I will admit, because I grew up with advertisements, I feel as though I have to get a paler skin and skinnier. It doesn't help that movies and TV shows also reinforce that certain body type and it's difficult to become confident about my body type. But I do realize more people are complaining about how skinny those models (that are most likely digitally enhanced) that they get disgusted. It also doesn't help when the BMI isn't very useful knowing if a person is healthy. I have friends that just have a fast metabolism and they try to gain weight but they can't. My brother is "overweight" but that's because he does a lot of sports throughout the whole year.
When it video comments about plastic surgery and the "ideal" body image for a girl, I was thinking about how in Korea, it's a common thing to get plastic surgery. Especially for the eyelids to make the eyes look bigger and sometimes the nose so there could be a bridge. Both of those characteristics seem very Caucasian to me and I feel as though Asia's ideal beauty lies in Caucasian characteristics. And sadly enough, in Korea, looks do matter. It gives you a higher chance to get a good steady job. For people who want to become celebrities in Korea, even if you have a talent in singing or acting, if you don't look good, you usually won't get picked by the company. If Korea was so judgmental on appearances, it's no wonder that it has one of the highest rates for cosmetic plastic surgery and plastic surgery is a cultural norm. In my opinion, I would only accept plastic surgery if it's for health concerns such as burn victims.

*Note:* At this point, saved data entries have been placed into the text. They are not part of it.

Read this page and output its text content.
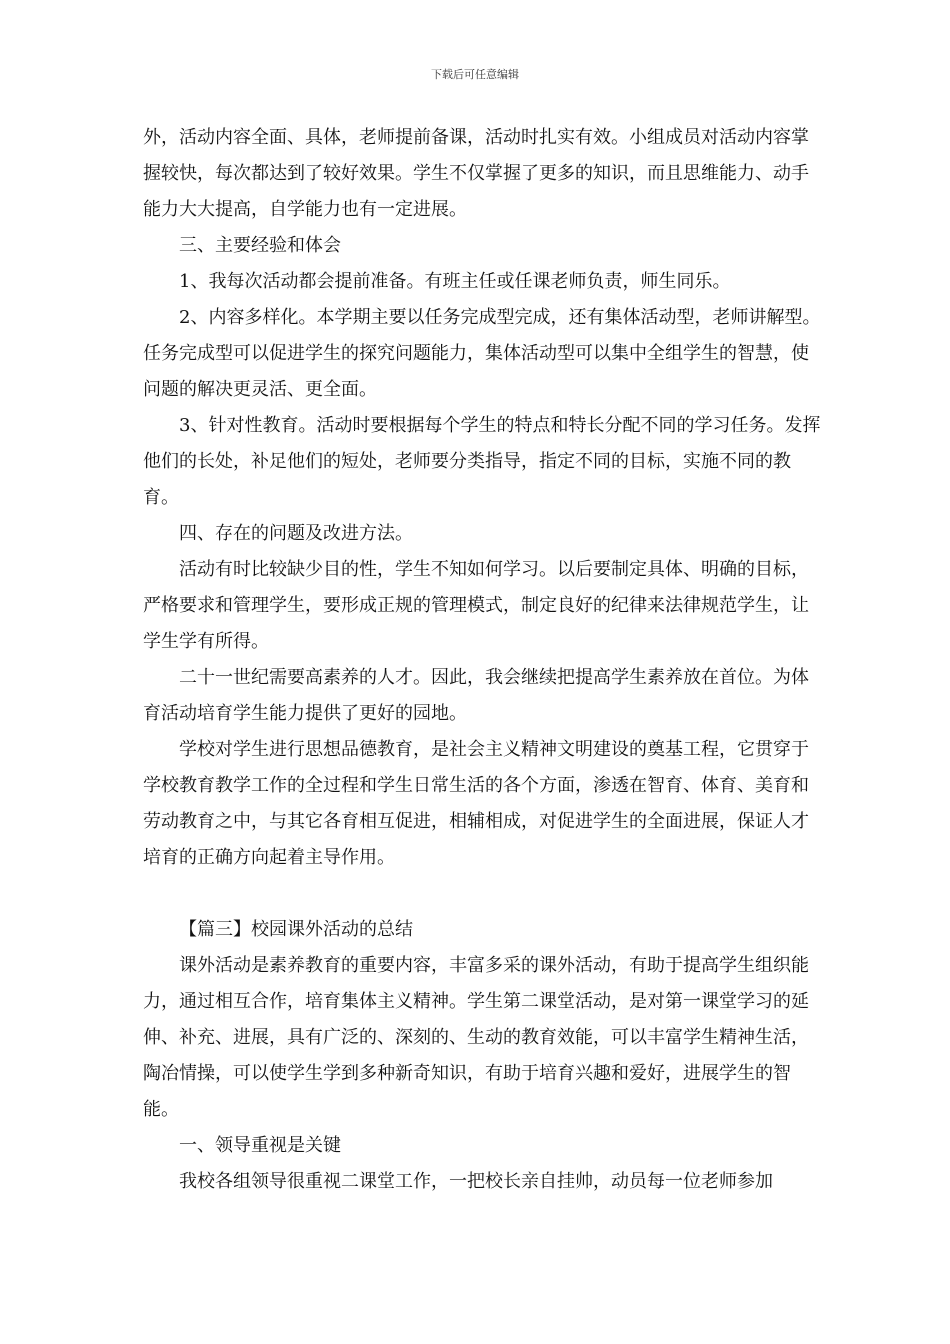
下载后可任意编辑

外，活动内容全面、具体，老师提前备课，活动时扎实有效。小组成员对活动内容掌握较快，每次都达到了较好效果。学生不仅掌握了更多的知识，而且思维能力、动手能力大大提高，自学能力也有一定进展。

三、主要经验和体会

1、我每次活动都会提前准备。有班主任或任课老师负责，师生同乐。

2、内容多样化。本学期主要以任务完成型完成，还有集体活动型，老师讲解型。任务完成型可以促进学生的探究问题能力，集体活动型可以集中全组学生的智慧，使问题的解决更灵活、更全面。

3、针对性教育。活动时要根据每个学生的特点和特长分配不同的学习任务。发挥他们的长处，补足他们的短处，老师要分类指导，指定不同的目标，实施不同的教育。

四、存在的问题及改进方法。

活动有时比较缺少目的性，学生不知如何学习。以后要制定具体、明确的目标，严格要求和管理学生，要形成正规的管理模式，制定良好的纪律来法律规范学生，让学生学有所得。

二十一世纪需要高素养的人才。因此，我会继续把提高学生素养放在首位。为体育活动培育学生能力提供了更好的园地。

学校对学生进行思想品德教育，是社会主义精神文明建设的奠基工程，它贯穿于学校教育教学工作的全过程和学生日常生活的各个方面，渗透在智育、体育、美育和劳动教育之中，与其它各育相互促进，相辅相成，对促进学生的全面进展，保证人才培育的正确方向起着主导作用。

【篇三】校园课外活动的总结

课外活动是素养教育的重要内容，丰富多采的课外活动，有助于提高学生组织能力，通过相互合作，培育集体主义精神。学生第二课堂活动，是对第一课堂学习的延伸、补充、进展，具有广泛的、深刻的、生动的教育效能，可以丰富学生精神生活，陶冶情操，可以使学生学到多种新奇知识，有助于培育兴趣和爱好，进展学生的智能。

一、领导重视是关键

我校各组领导很重视二课堂工作，一把校长亲自挂帅，动员每一位老师参加
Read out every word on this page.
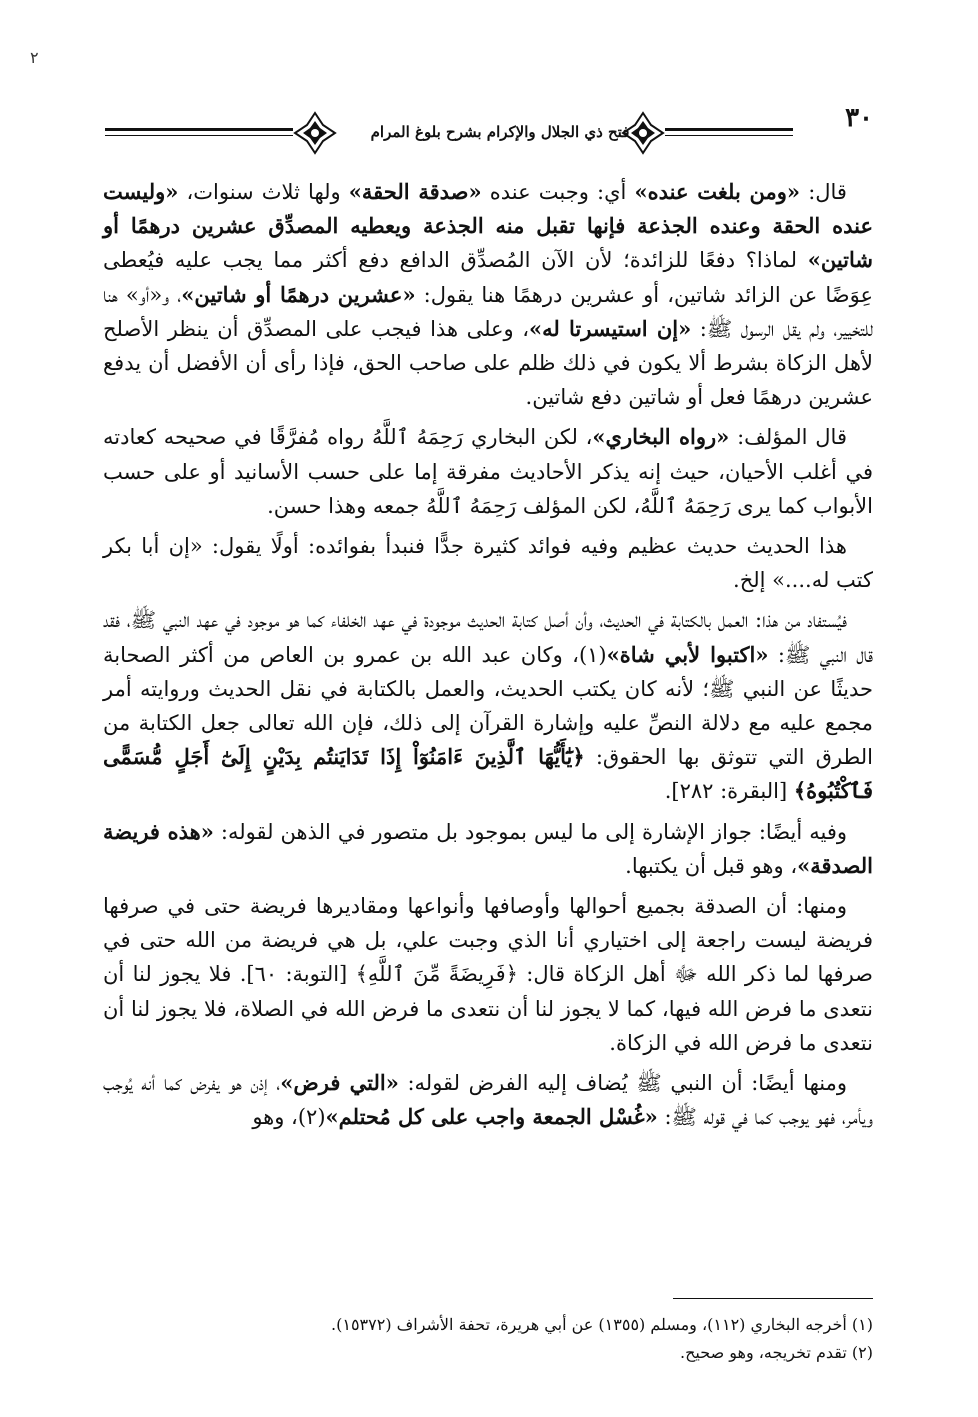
٢
٣٠
فتح ذي الجلال والإكرام بشرح بلوغ المرام

قال: «ومن بلغت عنده» أي: وجبت عنده «صدقة الحقة» ولها ثلاث سنوات، «وليست عنده الحقة وعنده الجذعة فإنها تقبل منه الجذعة ويعطيه المصدِّق عشرين درهمًا أو شاتين» لماذا؟ دفعًا للزائدة؛ لأن الآن المُصدِّق الدافع دفع أكثر مما يجب عليه فيُعطى عِوَضًا عن الزائد شاتين، أو عشرين درهمًا هنا يقول: «عشرين درهمًا أو شاتين»، و«أو» هنا للتخيير، ولم يقل الرسول ﷺ: «إن استيسرتا له»، وعلى هذا فيجب على المصدِّق أن ينظر الأصلح لأهل الزكاة بشرط ألا يكون في ذلك ظلم على صاحب الحق، فإذا رأى أن الأفضل أن يدفع عشرين درهمًا فعل أو شاتين دفع شاتين.

قال المؤلف: «رواه البخاري»، لكن البخاري رَحِمَهُ ٱللَّهُ رواه مُفرَّقًا في صحيحه كعادته في أغلب الأحيان، حيث إنه يذكر الأحاديث مفرقة إما على حسب الأسانيد أو على حسب الأبواب كما يرى رَحِمَهُ ٱللَّهُ، لكن المؤلف رَحِمَهُ ٱللَّهُ جمعه وهذا حسن.

هذا الحديث حديث عظيم وفيه فوائد كثيرة جدًّا فنبدأ بفوائده: أولًا يقول: «إن أبا بكر كتب له....» إلخ.

فيُستفاد من هذا: العمل بالكتابة في الحديث، وأن أصل كتابة الحديث موجودة في عهد الخلفاء كما هو موجود في عهد النبي ﷺ، فقد قال النبي ﷺ: «اكتبوا لأبي شاة»(١)، وكان عبد الله بن عمرو بن العاص من أكثر الصحابة حديثًا عن النبي ﷺ؛ لأنه كان يكتب الحديث، والعمل بالكتابة في نقل الحديث وروايته أمر مجمع عليه مع دلالة النصِّ عليه وإشارة القرآن إلى ذلك، فإن الله تعالى جعل الكتابة من الطرق التي تتوثق بها الحقوق: ﴿يَٰٓأَيُّهَا ٱلَّذِينَ ءَامَنُوٓاْ إِذَا تَدَايَنتُم بِدَيْنٍ إِلَىٰٓ أَجَلٍ مُّسَمًّى فَٱكْتُبُوهُ﴾ [البقرة: ٢٨٢].

وفيه أيضًا: جواز الإشارة إلى ما ليس بموجود بل متصور في الذهن لقوله: «هذه فريضة الصدقة»، وهو قبل أن يكتبها.

ومنها: أن الصدقة بجميع أحوالها وأوصافها وأنواعها ومقاديرها فريضة حتى في صرفها فريضة ليست راجعة إلى اختياري أنا الذي وجبت علي، بل هي فريضة من الله حتى في صرفها لما ذكر الله ﷻ أهل الزكاة قال: ﴿فَرِيضَةً مِّنَ ٱللَّهِ﴾ [التوبة: ٦٠]. فلا يجوز لنا أن نتعدى ما فرض الله فيها، كما لا يجوز لنا أن نتعدى ما فرض الله في الصلاة، فلا يجوز لنا أن نتعدى ما فرض الله في الزكاة.

ومنها أيضًا: أن النبي ﷺ يُضاف إليه الفرض لقوله: «التي فرض»، إذن هو يفرض كما أنه يُوجب ويأمر، فهو يوجب كما في قوله ﷺ: «غُسْل الجمعة واجب على كل مُحتلم»(٢)، وهو

(١) أخرجه البخاري (١١٢)، ومسلم (١٣٥٥) عن أبي هريرة، تحفة الأشراف (١٥٣٧٢).
(٢) تقدم تخريجه، وهو صحيح.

In Asia, using celebrities (even American celebrities) are commonly used for advertising. If Asian celebrities are commonly known for their plastic surgery, it makes sense that the cultural ideal of beauty is hit extremely hard. Even though it's mostly girls that get cosmetic surgeries, many of the men do it too in Korea.
I am curious why we have such a bad contradiction when it comes to beauty. There's the virgin whore dichotomy that is often used in advertisements. There are adults that wear more of the children styled clothes and vice versa. And there are people who say that beauty isn't everything wear a lot of make-up and dress up very fancy (like Kilbourne).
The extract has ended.